Micro-example: Symmetry of equality
Goal: Given p : a = b, produce p⁻¹ : b = a.
Construction via path induction:
- We need to define, for all a, b : A and p : a = b, something of type b = a.
- By path induction, it suffices to handle p = refl_a.
- When p = refl_a : a = a, we need something of type a = a.
- We have refl_a : a = a. Done.
So: p⁻¹ is defined by “if p is refl, then p⁻¹ is refl.”
Why this is profound: We didn’t check that equality is symmetric—we constructed the symmetry. The proof is a function that transforms paths. This function has computational content. In cubical type theory, you can actually run it.
Slightly deeper example: Transport
If B : A → 𝒰 is a type family and p : a = a’ is a path, then transport gives:
tr_p : B(a) → B(a')
“You can move inhabitants of B along the path p.”
Construction: By path induction, it suffices to handle p = refl_a. But then B(a) = B(a’), so we just need the identity function. Done.

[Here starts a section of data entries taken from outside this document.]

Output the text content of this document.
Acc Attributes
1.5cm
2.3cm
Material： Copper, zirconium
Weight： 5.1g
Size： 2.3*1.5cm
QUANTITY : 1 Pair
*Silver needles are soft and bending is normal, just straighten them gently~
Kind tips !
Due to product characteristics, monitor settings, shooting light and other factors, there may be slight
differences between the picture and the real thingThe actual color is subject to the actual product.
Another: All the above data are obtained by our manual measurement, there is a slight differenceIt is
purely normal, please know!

Importance: Transport is how univalence becomes useful. If you prove A ≃ B, univalence gives you a path p : A = B in the universe. Then for any type family F over the universe, transport along p moves things: F(A) → F(B). Theorems about A become theorems about B automatically.
For your work specifically:
Convergence Thesis: HoTT formalizes “equivalent structures are identical.” If cognitive architectures are constrained by mathematical necessities, and those constraints determine structure up to equivalence, HoTT says there’s essentially one such structure. The paths between equivalent solutions aren’t just metaphor—they’re the formal content of “same solution found different ways.”

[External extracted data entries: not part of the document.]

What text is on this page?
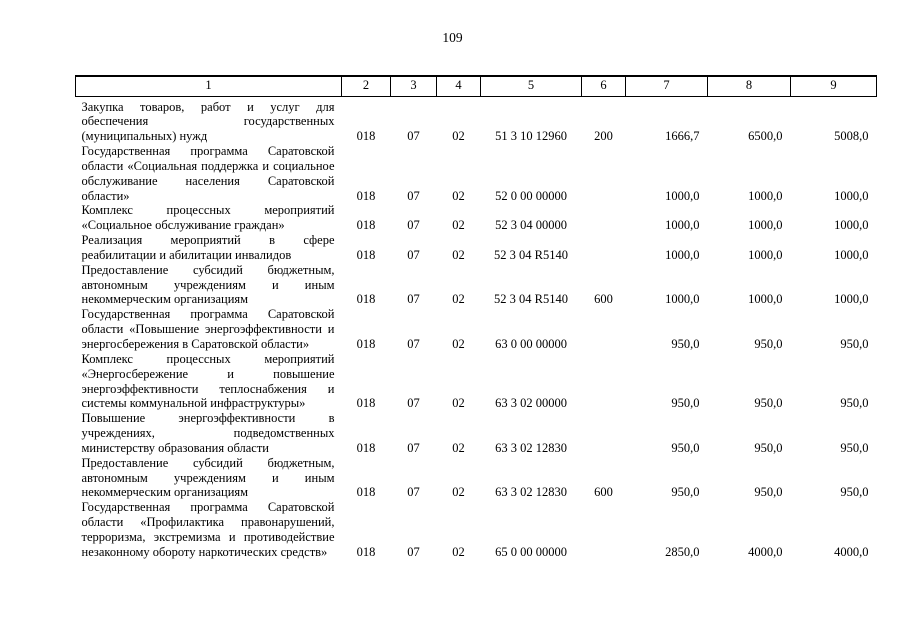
109
1	2	3	4	5	6	7	8	9
Закупка товаров, работ и услуг для обеспечения государственных (муниципальных) нужд	018	07	02	51 3 10 12960	200	1666,7	6500,0	5008,0
Государственная программа Саратовской области «Социальная поддержка и социальное обслуживание населения Саратовской области»	018	07	02	52 0 00 00000		1000,0	1000,0	1000,0
Комплекс процессных мероприятий «Социальное обслуживание граждан»	018	07	02	52 3 04 00000		1000,0	1000,0	1000,0
Реализация мероприятий в сфере реабилитации и абилитации инвалидов	018	07	02	52 3 04 R5140		1000,0	1000,0	1000,0
Предоставление субсидий бюджетным, автономным учреждениям и иным некоммерческим организациям	018	07	02	52 3 04 R5140	600	1000,0	1000,0	1000,0
Государственная программа Саратовской области «Повышение энергоэффективности и энергосбережения в Саратовской области»	018	07	02	63 0 00 00000		950,0	950,0	950,0
Комплекс процессных мероприятий «Энергосбережение и повышение энергоэффективности теплоснабжения и системы коммунальной инфраструктуры»	018	07	02	63 3 02 00000		950,0	950,0	950,0
Повышение энергоэффективности в учреждениях, подведомственных министерству образования области	018	07	02	63 3 02 12830		950,0	950,0	950,0
Предоставление субсидий бюджетным, автономным учреждениям и иным некоммерческим организациям	018	07	02	63 3 02 12830	600	950,0	950,0	950,0
Государственная программа Саратовской области «Профилактика правонарушений, терроризма, экстремизма и противодействие незаконному обороту наркотических средств»	018	07	02	65 0 00 00000		2850,0	4000,0	4000,0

Protein folding / cognitive architecture: Both involve finding stable configurations under constraints. The HoTT angle: the “space of solutions” has homotopical structure. Distinct folding pathways that reach the same fold are paths between paths. The fold itself is a point; the pathways are 1-paths; pathway-equivalences are 2-paths. If the solution space is contractible (all paths collapse), there’s essentially one answer.
Kat’s insight about type equivalence: When two explanations “feel equivalent,” you’re detecting a path. When two problems are “secretly the same,” there’s an equivalence. HoTT makes these intuitions loadbearing—they’re not just heuristic, they’re structure.
The quote you included—“Every time I reach for an analogy, I’ll feel the natural transformation operating”—that’s exactly right. HoTT reveals that these cognitive moves are the mathematics, not approximations to it.